Most quantization research over the past two years has been a negotiation: take a pretrained FP16 model, compress the weights to lower precision, tolerate a small benchmark regression, ship it. The line keeps moving — 8-bit, 4-bit, 2-bit — but the structure stays the same: a floating-point model that’s been squeezed after the fact, with the loss in precision distributed unevenly across layers to preserve accuracy where it matters most.

PrismML’s Bonsai, released March 31, claims a different proposition. Their models are trained from scratch in 1-bit precision, with the 1-bit representation applied uniformly across embeddings, attention layers, MLP blocks, and the LM head. No higher-precision exceptions, no mixed-precision fallback for sensitive layers. The result is an 8B-parameter model that weighs 1.15 GB and runs at 131 tokens/second on an M4 Pro.

The math is roughly what you’d expect: 8B parameters at 1 bit each is about 1 GB, and the actual file size reflects that with minimal overhead. By comparison, an 8B model in BF16 is around 16 GB. The claim of 14× compression is therefore not a compression ratio in the post-training sense — it’s a measure of how much smaller the model is when trained natively at this precision compared to its floating-point equivalent.

The technical depth here comes from Caltech, specifically from Babak Hassibi’s group, which has spent years on the mathematics of neural network quantization. Their published work focuses on maintaining the structure of learned representations under extreme precision constraints — the problem being that at 1-bit, the gradients used during training are discontinuous, and standard backpropagation breaks down. Native 1-bit training requires approximations in the backward pass (typically straight-through estimators) combined with careful initialization and often modified architectures.

The efficiency numbers at inference time are interesting. On an RTX 4090, Bonsai 8B reaches 368 tokens/second. The Bonsai 1.7B variant reaches 130 tokens/second on an iPhone 17 Pro Max at 0.24 GB. These are the kinds of numbers that make local deployment genuinely practical, not just technically possible in a constrained demo.

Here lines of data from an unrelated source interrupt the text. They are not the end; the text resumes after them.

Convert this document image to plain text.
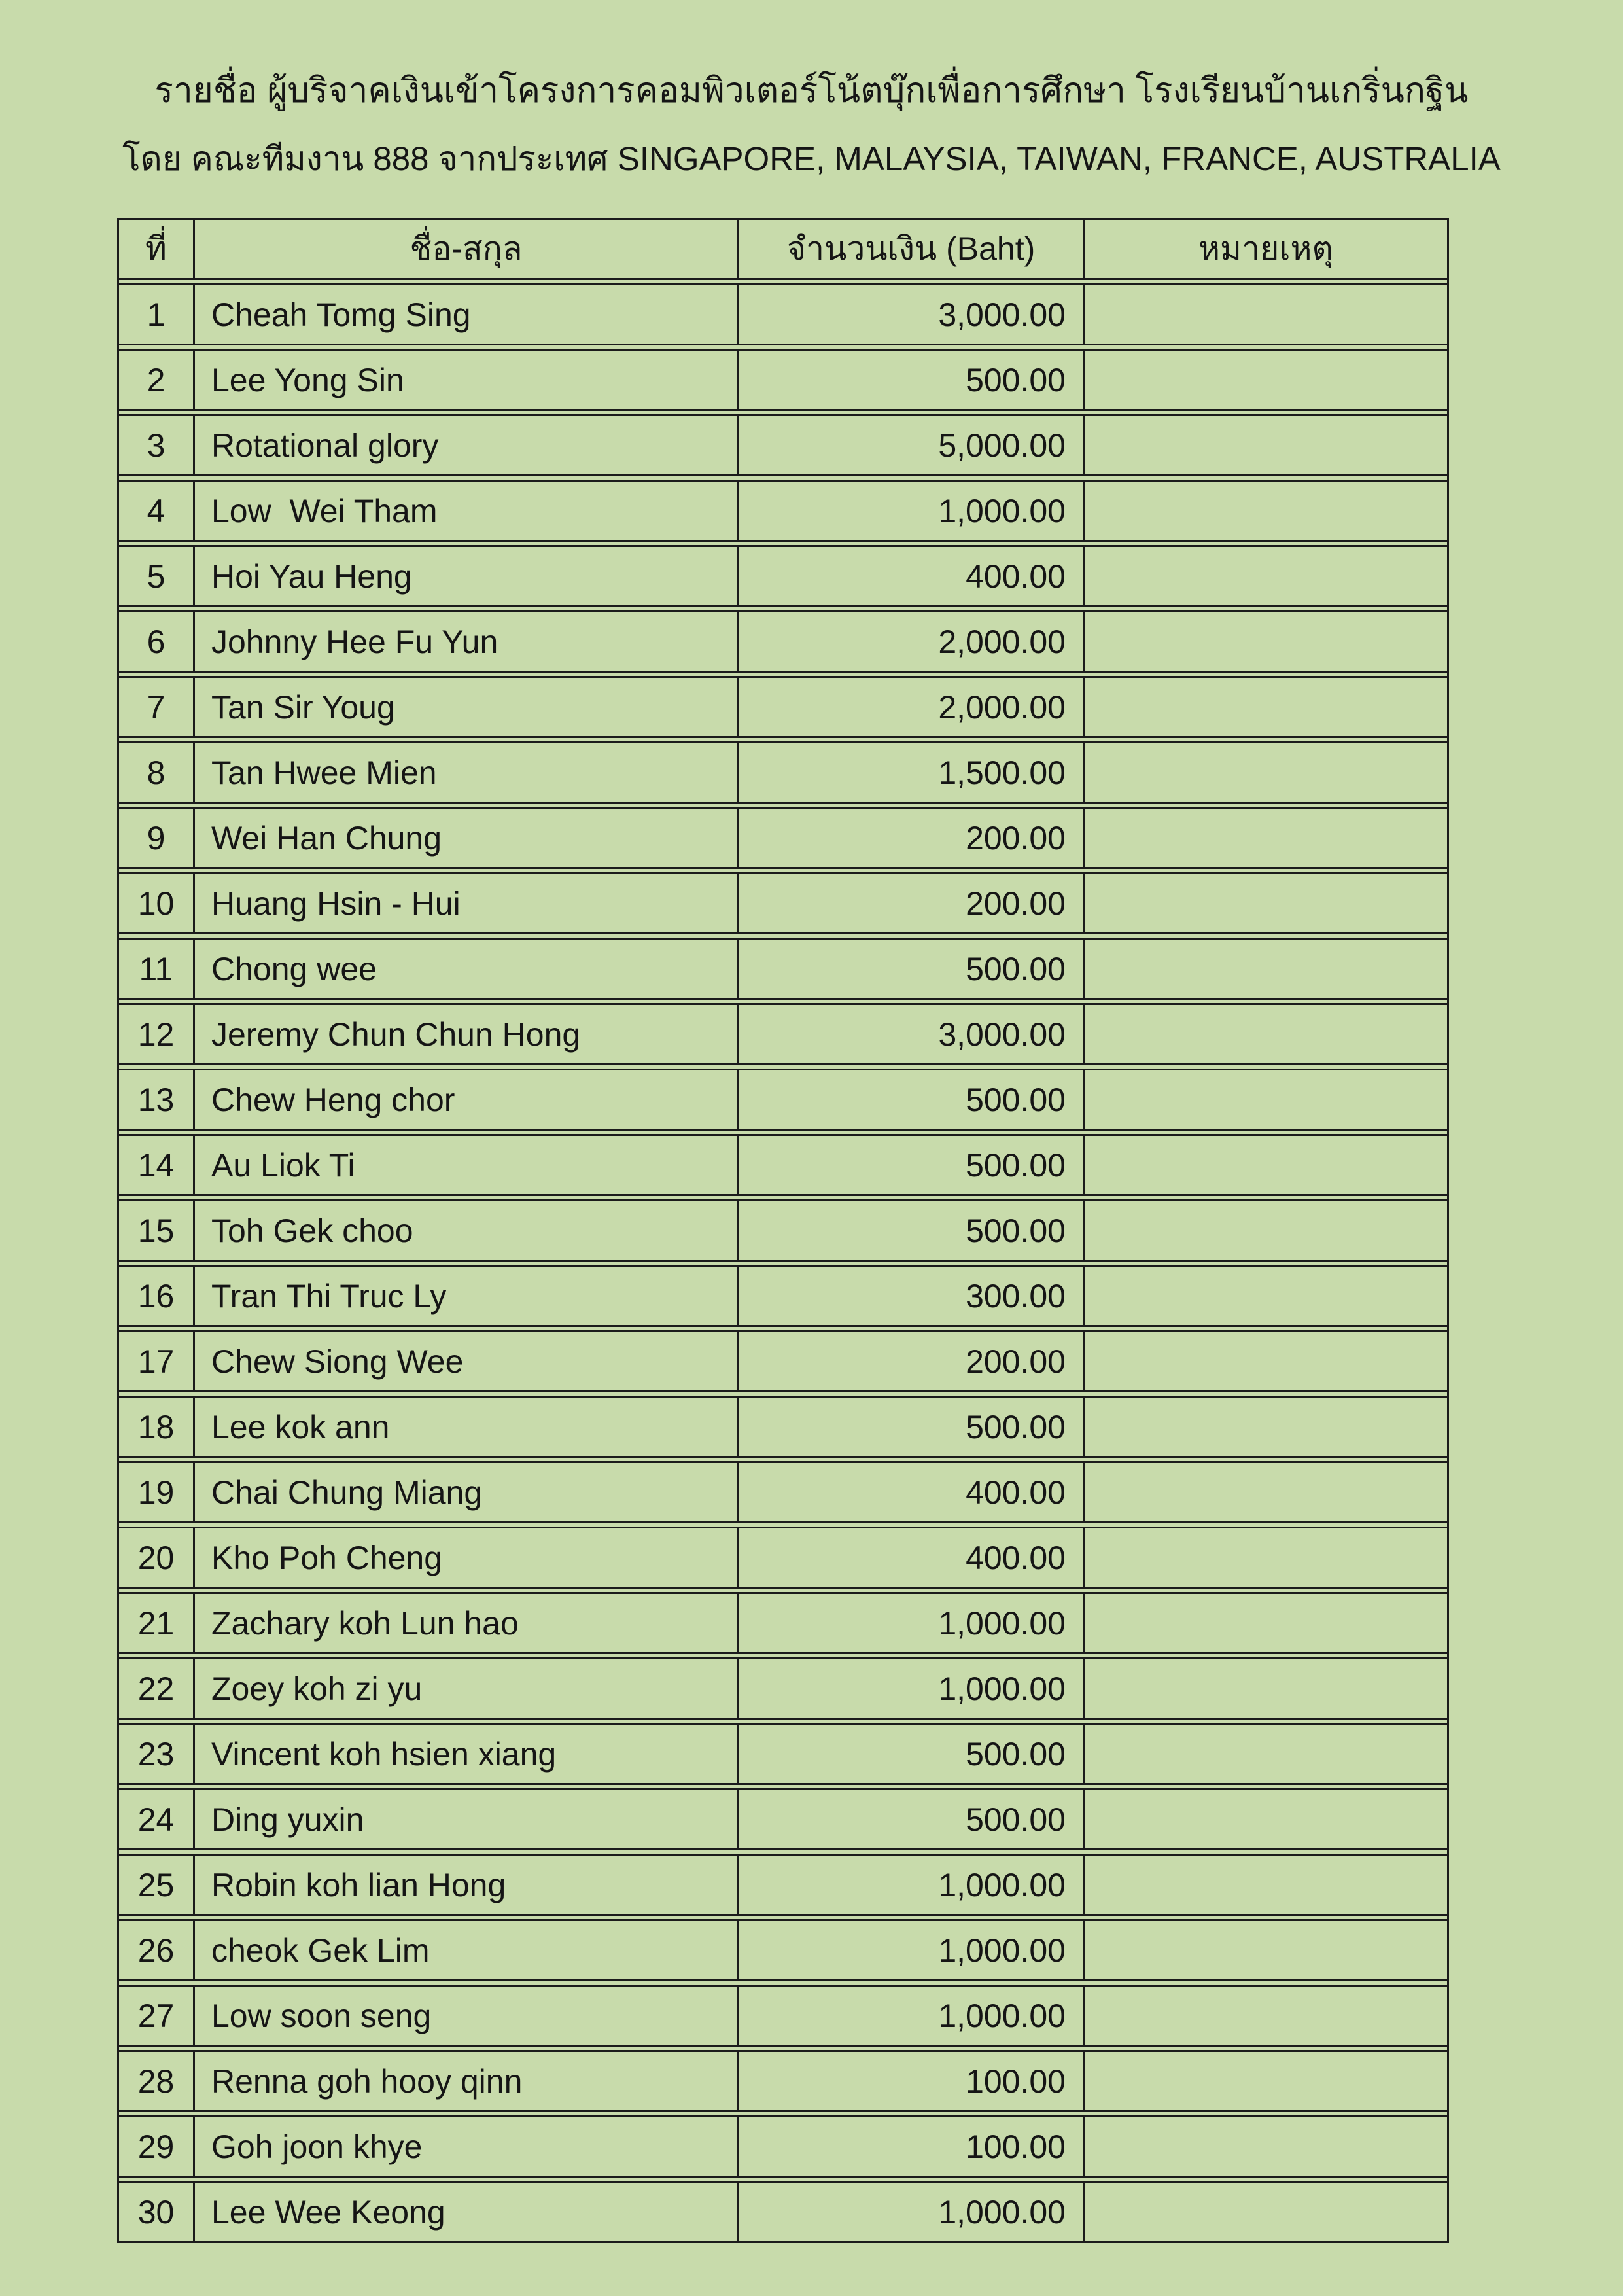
รายชื่อ ผู้บริจาคเงินเข้าโครงการคอมพิวเตอร์โน้ตบุ๊กเพื่อการศึกษา โรงเรียนบ้านเกริ่นกฐิน
โดย คณะทีมงาน 888 จากประเทศ SINGAPORE, MALAYSIA, TAIWAN, FRANCE, AUSTRALIA
ที่	ชื่อ-สกุล	จำนวนเงิน (Baht)	หมายเหตุ
1	Cheah Tomg Sing	3,000.00
2	Lee Yong Sin	500.00
3	Rotational glory	5,000.00
4	Low  Wei Tham	1,000.00
5	Hoi Yau Heng	400.00
6	Johnny Hee Fu Yun	2,000.00
7	Tan Sir Youg	2,000.00
8	Tan Hwee Mien	1,500.00
9	Wei Han Chung	200.00
10	Huang Hsin - Hui	200.00
11	Chong wee	500.00
12	Jeremy Chun Chun Hong	3,000.00
13	Chew Heng chor	500.00
14	Au Liok Ti	500.00
15	Toh Gek choo	500.00
16	Tran Thi Truc Ly	300.00
17	Chew Siong Wee	200.00
18	Lee kok ann	500.00
19	Chai Chung Miang	400.00
20	Kho Poh Cheng	400.00
21	Zachary koh Lun hao	1,000.00
22	Zoey koh zi yu	1,000.00
23	Vincent koh hsien xiang	500.00
24	Ding yuxin	500.00
25	Robin koh lian Hong	1,000.00
26	cheok Gek Lim	1,000.00
27	Low soon seng	1,000.00
28	Renna goh hooy qinn	100.00
29	Goh joon khye	100.00
30	Lee Wee Keong	1,000.00
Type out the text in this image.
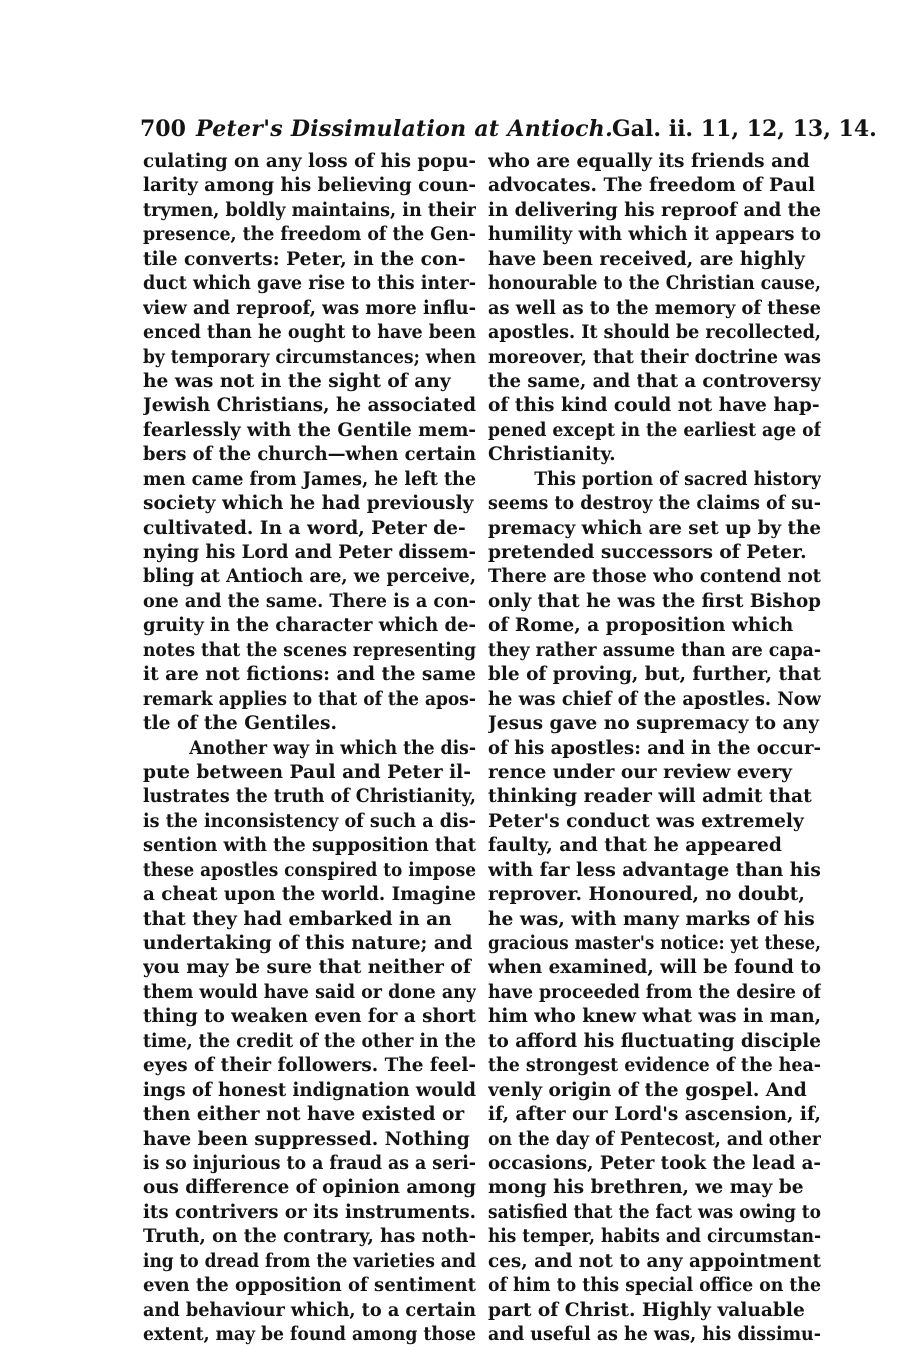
700 Peter's Dissimulation at Antioch.
Gal. ii. 11, 12, 13, 14.
culating on any loss of his popu-
larity among his believing coun-
trymen, boldly maintains, in their
presence, the freedom of the Gen-
tile converts: Peter, in the con-
duct which gave rise to this inter-
view and reproof, was more influ-
enced than he ought to have been
by temporary circumstances; when
he was not in the sight of any
Jewish Christians, he associated
fearlessly with the Gentile mem-
bers of the church—when certain
men came from James, he left the
society which he had previously
cultivated. In a word, Peter de-
nying his Lord and Peter dissem-
bling at Antioch are, we perceive,
one and the same. There is a con-
gruity in the character which de-
notes that the scenes representing
it are not fictions: and the same
remark applies to that of the apos-
tle of the Gentiles.
Another way in which the dis-
pute between Paul and Peter il-
lustrates the truth of Christianity,
is the inconsistency of such a dis-
sention with the supposition that
these apostles conspired to impose
a cheat upon the world. Imagine
that they had embarked in an
undertaking of this nature; and
you may be sure that neither of
them would have said or done any
thing to weaken even for a short
time, the credit of the other in the
eyes of their followers. The feel-
ings of honest indignation would
then either not have existed or
have been suppressed. Nothing
is so injurious to a fraud as a seri-
ous difference of opinion among
its contrivers or its instruments.
Truth, on the contrary, has noth-
ing to dread from the varieties and
even the opposition of sentiment
and behaviour which, to a certain
extent, may be found among those
who are equally its friends and
advocates. The freedom of Paul
in delivering his reproof and the
humility with which it appears to
have been received, are highly
honourable to the Christian cause,
as well as to the memory of these
apostles. It should be recollected,
moreover, that their doctrine was
the same, and that a controversy
of this kind could not have hap-
pened except in the earliest age of
Christianity.
This portion of sacred history
seems to destroy the claims of su-
premacy which are set up by the
pretended successors of Peter.
There are those who contend not
only that he was the first Bishop
of Rome, a proposition which
they rather assume than are capa-
ble of proving, but, further, that
he was chief of the apostles. Now
Jesus gave no supremacy to any
of his apostles: and in the occur-
rence under our review every
thinking reader will admit that
Peter's conduct was extremely
faulty, and that he appeared
with far less advantage than his
reprover. Honoured, no doubt,
he was, with many marks of his
gracious master's notice: yet these,
when examined, will be found to
have proceeded from the desire of
him who knew what was in man,
to afford his fluctuating disciple
the strongest evidence of the hea-
venly origin of the gospel. And
if, after our Lord's ascension, if,
on the day of Pentecost, and other
occasions, Peter took the lead a-
mong his brethren, we may be
satisfied that the fact was owing to
his temper, habits and circumstan-
ces, and not to any appointment
of him to this special office on the
part of Christ. Highly valuable
and useful as he was, his dissimu-
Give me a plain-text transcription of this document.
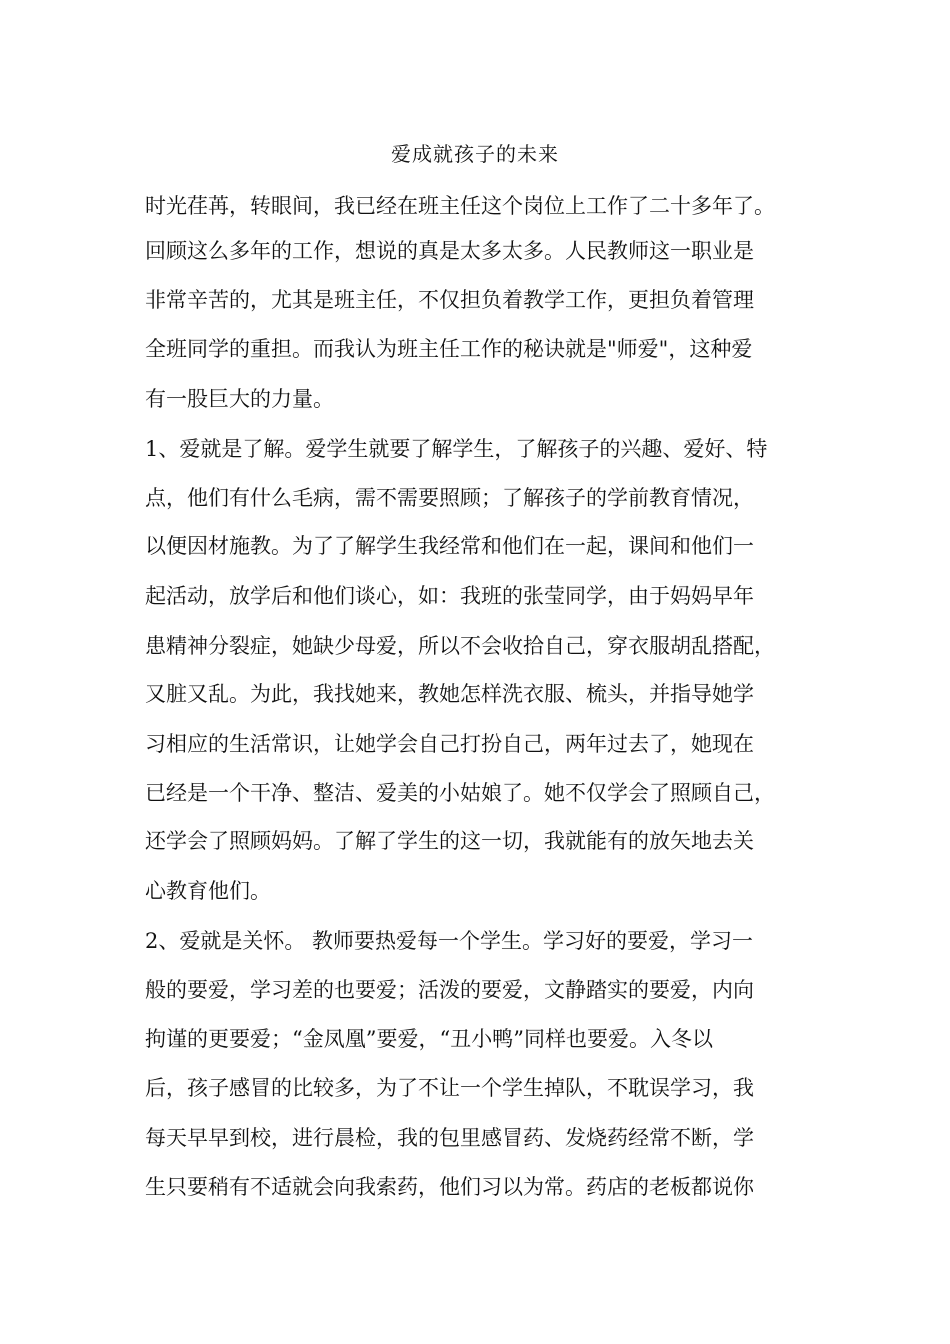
爱成就孩子的未来
时光荏苒，转眼间，我已经在班主任这个岗位上工作了二十多年了。
回顾这么多年的工作，想说的真是太多太多。人民教师这一职业是
非常辛苦的，尤其是班主任，不仅担负着教学工作，更担负着管理
全班同学的重担。而我认为班主任工作的秘诀就是"师爱"，这种爱
有一股巨大的力量。
1、爱就是了解。爱学生就要了解学生，了解孩子的兴趣、爱好、特
点，他们有什么毛病，需不需要照顾；了解孩子的学前教育情况，
以便因材施教。为了了解学生我经常和他们在一起，课间和他们一
起活动，放学后和他们谈心，如：我班的张莹同学，由于妈妈早年
患精神分裂症，她缺少母爱，所以不会收拾自己，穿衣服胡乱搭配，
又脏又乱。为此，我找她来，教她怎样洗衣服、梳头，并指导她学
习相应的生活常识，让她学会自己打扮自己，两年过去了，她现在
已经是一个干净、整洁、爱美的小姑娘了。她不仅学会了照顾自己，
还学会了照顾妈妈。了解了学生的这一切，我就能有的放矢地去关
心教育他们。
2、爱就是关怀。 教师要热爱每一个学生。学习好的要爱，学习一
般的要爱，学习差的也要爱；活泼的要爱，文静踏实的要爱，内向
拘谨的更要爱；“金凤凰”要爱，“丑小鸭”同样也要爱。入冬以
后，孩子感冒的比较多，为了不让一个学生掉队，不耽误学习，我
每天早早到校，进行晨检，我的包里感冒药、发烧药经常不断，学
生只要稍有不适就会向我索药，他们习以为常。药店的老板都说你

PrismML introduces an “intelligence density” metric — benchmark performance per gigabyte — where Bonsai 8B scores 1.06/GB against Qwen3 8B’s 0.10/GB. This metric will predictably be criticized: it’s designed to make 1-bit models look good, it weights accuracy near the top of the range more heavily, and it doesn’t tell you whether the absolute benchmark numbers are competitive in the ways that matter for real tasks. That skepticism is warranted. The more grounded question is whether, for a given task and hardware budget, Bonsai produces outputs you’d actually use. The benchmark parity claim — “competitive with leading 8B models” — needs to be tested across more diverse evaluations before it’s taken as settled.

What’s not in dispute: the models are available under Apache 2.0, which means you can actually run them. The weights are on Hugging Face with native Apple Silicon and NVIDIA GPU support. At 1.15 GB for a capable-ish 8B model, the barrier to trying it is essentially zero.

The more significant question behind Bonsai is whether native 1-bit training can scale. The company has released 1.7B, 4B, and 8B models, and the 8B is the most interesting test case because it’s large enough to show whether 1-bit precision preserves reasoning quality at non-trivial parameter counts. If those results hold as they release larger models, the trajectory becomes meaningful: a 70B-class model at roughly 9 GB would be genuinely different from anything currently available for local deployment. Whether the training math works at that scale is the open question.